Investments to be included in the portfolio will, apart from assets in liquid form, consist solely of participatory interests in portfolios of collective investment schemes registered in the Republic of South Africa or of participatory interests in collective investment schemes or other similar schemes operated in territories with a regulatory environment which is to the satisfaction of the manager and the trustee of a sufficient standard to provide investor protection which is at least equivalent to that in South Africa . The portfolio will consist of a mix of collective investment scheme portfolios investing in equity, bond and property markets and money market instruments. The equity limits will be aligned with that of the Asisa Fund Classification: Multi Asset Low Equity, which are currently between 0% and 40%. The portfolio will be managed in accordance with regulations governing pension funds.

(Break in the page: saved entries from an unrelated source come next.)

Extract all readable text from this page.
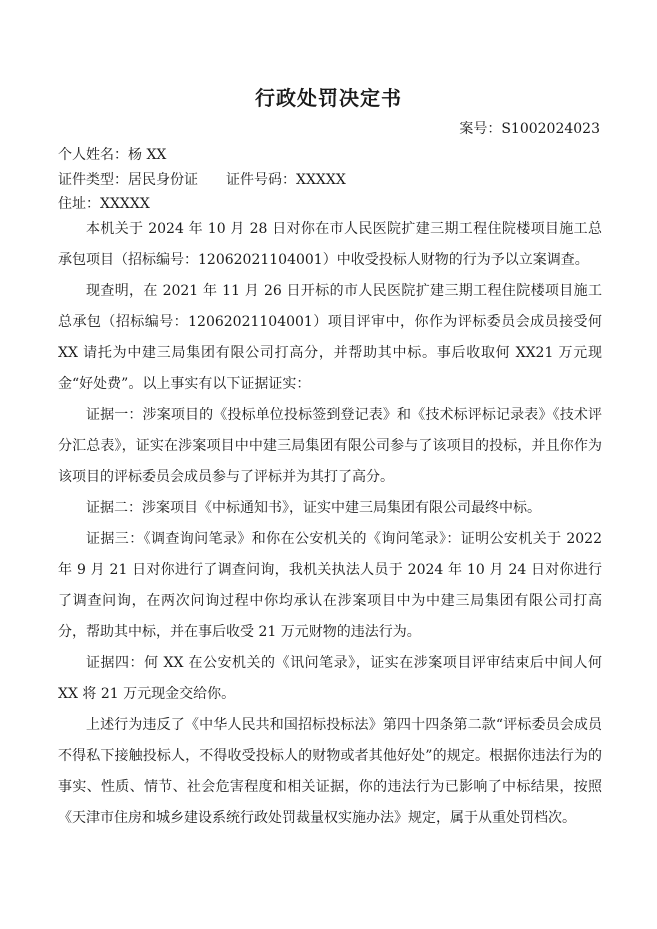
行政处罚决定书
案号：S1002024023
个人姓名：杨 XX
证件类型：居民身份证 证件号码：XXXXX
住址：XXXXX

本机关于 2024 年 10 月 28 日对你在市人民医院扩建三期工程住院楼项目施工总承包项目（招标编号：12062021104001）中收受投标人财物的行为予以立案调查。

现查明，在 2021 年 11 月 26 日开标的市人民医院扩建三期工程住院楼项目施工总承包（招标编号：12062021104001）项目评审中，你作为评标委员会成员接受何 XX 请托为中建三局集团有限公司打高分，并帮助其中标。事后收取何 XX21 万元现金“好处费”。以上事实有以下证据证实：

证据一：涉案项目的《投标单位投标签到登记表》和《技术标评标记录表》《技术评分汇总表》，证实在涉案项目中中建三局集团有限公司参与了该项目的投标，并且你作为该项目的评标委员会成员参与了评标并为其打了高分。

证据二：涉案项目《中标通知书》，证实中建三局集团有限公司最终中标。

证据三：《调查询问笔录》和你在公安机关的《询问笔录》：证明公安机关于 2022 年 9 月 21 日对你进行了调查问询，我机关执法人员于 2024 年 10 月 24 日对你进行了调查问询，在两次问询过程中你均承认在涉案项目中为中建三局集团有限公司打高分，帮助其中标，并在事后收受 21 万元财物的违法行为。

证据四：何 XX 在公安机关的《讯问笔录》，证实在涉案项目评审结束后中间人何 XX 将 21 万元现金交给你。

上述行为违反了《中华人民共和国招标投标法》第四十四条第二款“评标委员会成员不得私下接触投标人，不得收受投标人的财物或者其他好处”的规定。根据你违法行为的事实、性质、情节、社会危害程度和相关证据，你的违法行为已影响了中标结果，按照《天津市住房和城乡建设系统行政处罚裁量权实施办法》规定，属于从重处罚档次。
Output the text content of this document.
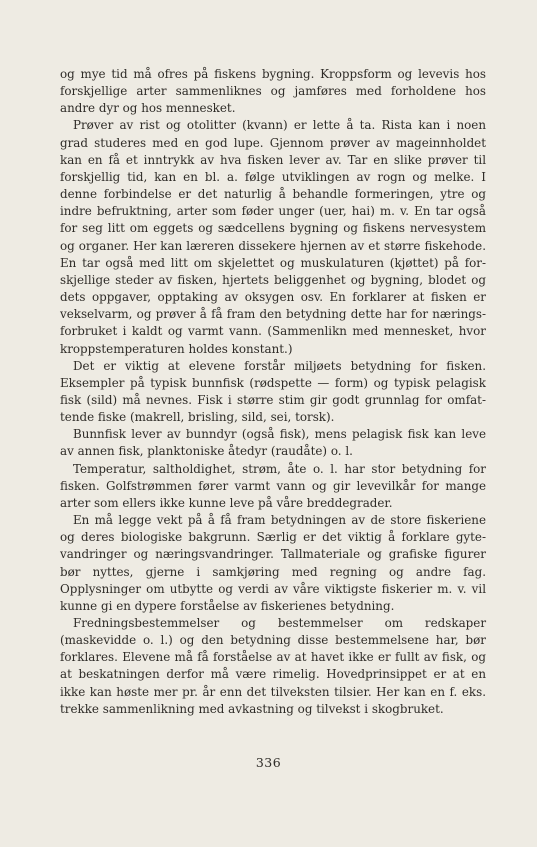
og mye tid må ofres på fiskens bygning. Kroppsform og levevis hos forskjellige arter sammenliknes og jamføres med forholdene hos andre dyr og hos mennesket.

Prøver av rist og otolitter (kvann) er lette å ta. Rista kan i noen grad studeres med en god lupe. Gjennom prøver av mageinnholdet kan en få et inntrykk av hva fisken lever av. Tar en slike prøver til forskjellig tid, kan en bl. a. følge utviklingen av rogn og melke. I denne forbindelse er det naturlig å behandle formeringen, ytre og indre befruktning, arter som føder unger (uer, hai) m. v. En tar også for seg litt om eggets og sædcellens bygning og fiskens nervesystem og organer. Her kan læreren dissekere hjernen av et større fiskehode. En tar også med litt om skjelettet og muskulaturen (kjøttet) på forskjellige steder av fisken, hjertets beliggenhet og bygning, blodet og dets oppgaver, opptaking av oksygen osv. En forklarer at fisken er vekselvarm, og prøver å få fram den betydning dette har for næringsforbruket i kaldt og varmt vann. (Sammenlikn med mennesket, hvor kroppstemperaturen holdes konstant.)

Det er viktig at elevene forstår miljøets betydning for fisken. Eksempler på typisk bunnfisk (rødspette — form) og typisk pelagisk fisk (sild) må nevnes. Fisk i større stim gir godt grunnlag for omfattende fiske (makrell, brisling, sild, sei, torsk).

Bunnfisk lever av bunndyr (også fisk), mens pelagisk fisk kan leve av annen fisk, planktoniske åtedyr (raudåte) o. l.

Temperatur, saltholdighet, strøm, åte o. l. har stor betydning for fisken. Golfstrømmen fører varmt vann og gir levevilkår for mange arter som ellers ikke kunne leve på våre breddegrader.

En må legge vekt på å få fram betydningen av de store fiskeriene og deres biologiske bakgrunn. Særlig er det viktig å forklare gytevandringer og næringsvandringer. Tallmateriale og grafiske figurer bør nyttes, gjerne i samkjøring med regning og andre fag. Opplysninger om utbytte og verdi av våre viktigste fiskerier m. v. vil kunne gi en dypere forståelse av fiskerienes betydning.

Fredningsbestemmelser og bestemmelser om redskaper (maskevidde o. l.) og den betydning disse bestemmelsene har, bør forklares. Elevene må få forståelse av at havet ikke er fullt av fisk, og at beskatningen derfor må være rimelig. Hovedprinsippet er at en ikke kan høste mer pr. år enn det tilveksten tilsier. Her kan en f. eks. trekke sammenlikning med avkastning og tilvekst i skogbruket.

336
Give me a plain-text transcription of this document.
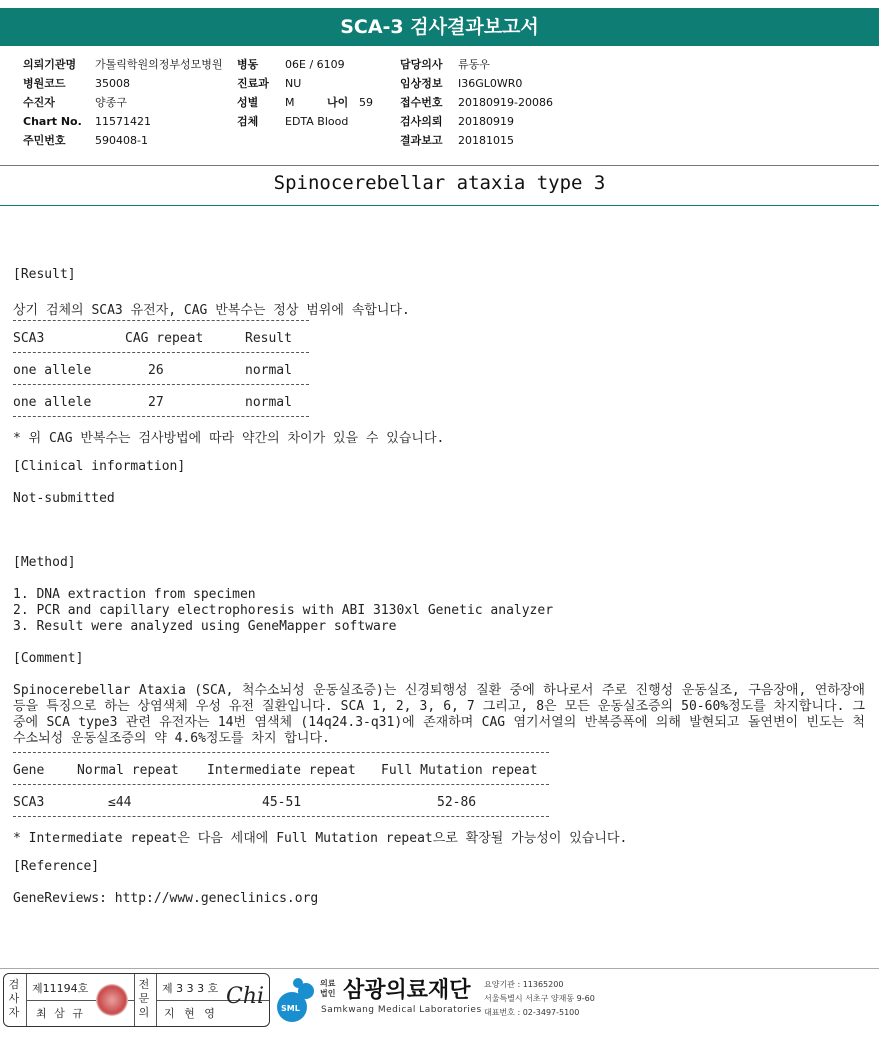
SCA-3 검사결과보고서
의뢰기관명 가톨릭학원의정부성모병원
병원코드	35008
수진자	양종구
Chart No. 11571421
주민번호	590408-1
병동 06E / 6109
진료과 NU
성별 M	나이 59
검체 EDTA Blood
담당의사 류동우
임상정보 I36GL0WR0
접수번호 20180919-20086
검사의뢰 20180919
결과보고 20181015
Spinocerebellar ataxia type 3
[Result]
상기 검체의 SCA3 유전자, CAG 반복수는 정상 범위에 속합니다.
SCA3	CAG repeat	Result
one allele	26	normal
one allele	27	normal
* 위 CAG 반복수는 검사방법에 따라 약간의 차이가 있을 수 있습니다.
[Clinical information]
Not-submitted
[Method]
1. DNA extraction from specimen
2. PCR and capillary electrophoresis with ABI 3130xl Genetic analyzer
3. Result were analyzed using GeneMapper software
[Comment]
Spinocerebellar Ataxia (SCA, 척수소뇌성 운동실조증)는 신경퇴행성 질환 중에 하나로서 주로 진행성 운동실조, 구음장애, 연하장애 등을 특징으로 하는 상염색체 우성 유전 질환입니다. SCA 1, 2, 3, 6, 7 그리고, 8은 모든 운동실조증의 50-60%정도를 차지합니다. 그중에 SCA type3 관련 유전자는 14번 염색체 (14q24.3-q31)에 존재하며 CAG 염기서열의 반복증폭에 의해 발현되고 돌연변이 빈도는 척수소뇌성 운동실조증의 약 4.6%정도를 차지 합니다.
Gene	Normal repeat Intermediate repeat Full Mutation repeat
SCA3	≤44	45-51	52-86
* Intermediate repeat은 다음 세대에 Full Mutation repeat으로 확장될 가능성이 있습니다.
[Reference]
GeneReviews: http://www.geneclinics.org
검사자
제11194호
최 삼 규
전문의
제 3 3 3 호
지 현 영
Chi SML
의료법인 삼광의료재단
Samkwang Medical Laboratories
요양기관 : 11365200
서울특별시 서초구 양재동 9-60
대표번호 : 02-3497-5100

The portfolio will also be allowed to invest in listed and unlisted financial instruments (derivatives) as allowed by the Act from time to time. The Manager shall be permitted to invest on behalf of the portfolio in offshore investments as legislation permits. For the purpose of this portfolio, the Manager shall reserve the right to close the portfolio to new investors on a date determined by the Manager. This will be done in order to be able to manage the portfolio in accordance with its mandate. The Manager may, once a portfolio has been closed, open that portfolio again to new investors on a date determined by the Manager. The Trustee shall ensure that the investment policy set out in the preceding clauses are adhered to; provided that nothing contained in this clause shall preclude the Manager from varying the proportions of securities in terms of changing economic factors or market conditions or from retaining cash in the portfolio and/or placing cash on deposit.